Artists demanded their works be removed from the Aichi Triennale after an exhibition was censored.
Ugo Rondinone, Vocabulary of Solitude, 2014–16. Installation view at “Ugo Rondinone: Vocabulary of solitude,” Museum Boijmans Van Beuningen, Rotterdam, Netherlands. Photo by Stefan Altenburger. Courtesy of studio rondinone.
Twelve artists have called on the Aichi Triennale to remove their work from the show until works taken off view last week are reinstated. When the current edition of the triennale first opened to the public on August 1st, it included the exhibition “After ‘Freedom of Expression’?”, which featured artworks that had been previously censored in Japan. After three days, the exhibition itself was censored following official outcry, leading 72 artists in the show to sign a statement online demanding it be reopened.
Now some artists in the triennale want to go a step further, calling on the organizers to temporarily remove their works from view until “After ‘Freedom of Expression’?” reopens. The letter is signed by Tania Bruguera, Javier Téllez, Regina José Galindo, Mónica Mayer, Pia Camil, Claudia Martínez Garay, Minouk Lim, Reynier Levya Novo, Park Chan-kyong, Dora García, and Ugo Rondinone, as well as artist Pedro Reyes, who served as a curator for this year’s triennale.

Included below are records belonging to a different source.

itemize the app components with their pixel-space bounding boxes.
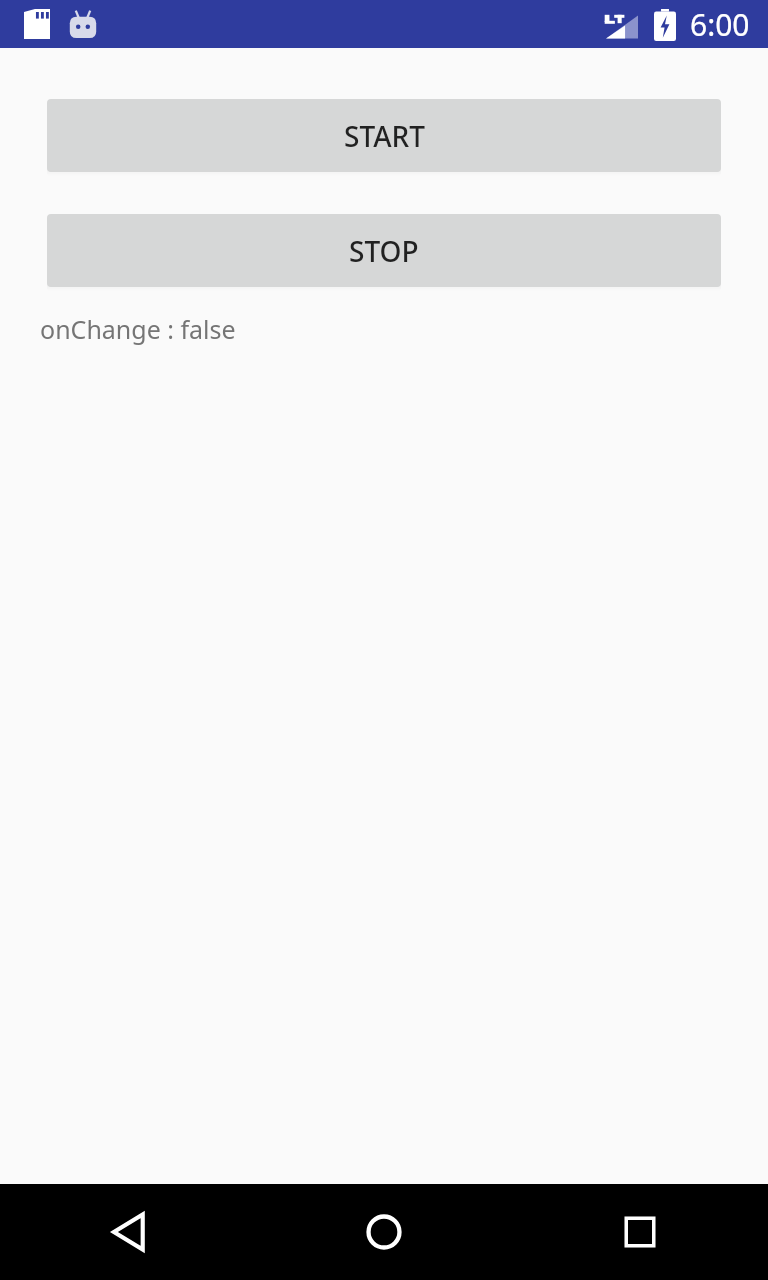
button[interactable]: Recent apps (512, 1184, 768, 1280)
button[interactable]: START (47, 99, 721, 172)
staticText: START (344, 117, 425, 155)
button[interactable]: Back (0, 1184, 256, 1280)
button[interactable]: Home (256, 1184, 512, 1280)
staticText: STOP (349, 232, 419, 270)
staticText: onChange : false (40, 312, 236, 346)
staticText: 6:00 (690, 4, 750, 45)
button[interactable]: STOP (47, 214, 721, 287)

Members of the Japanese government decried “After ‘Freedom of Expression’?” for its inclusion of a work depicting a “comfort woman,” a euphemism for women who were forced into sexual slavery for Japanese soldiers during World War II. The work in question—alternatively known as Statue of a Girl of Peace or simply Statue of Peace (2011)—was created by Korean artists Kim Seo-kyung and Kim Eun-sung. On Wednesday, Reuters reported that Spanish businessman Tatxo Benet bought the artwork and plans to display it in a “Freedom Museum” he is opening in Barcelona.
In the group letter, published in full by ARTnews, the artists wrote:
We consider it an ethical obligation to stand by the exhibiting artists voices and their work being exhibited. Freedom of expression is an unalienable right that needs to be defended independently of any context.
The group of artists singled out certain “attacks on freedom,” including statements from the mayor of Nagoya, the city where most of the triennale is held, calling for the closure of the exhibition, and a statement from Japanese Chief Cabinet Secretary Yoshihide Suga threatening to cut off future funding to the triennale. They also decried anonymous phone calls harassing the exhibition staff, and a fax threatening terrorist action unless the exhibition be closed. Police arrested a 59-year-old truck driver last Wednesday for allegedly faxing an arson threat to the triennale’s organizers.
Although the artists acknowledged the seriousness of the threats, they said the closure of the exhibition was nevertheless an act of censorship, not “risk management.”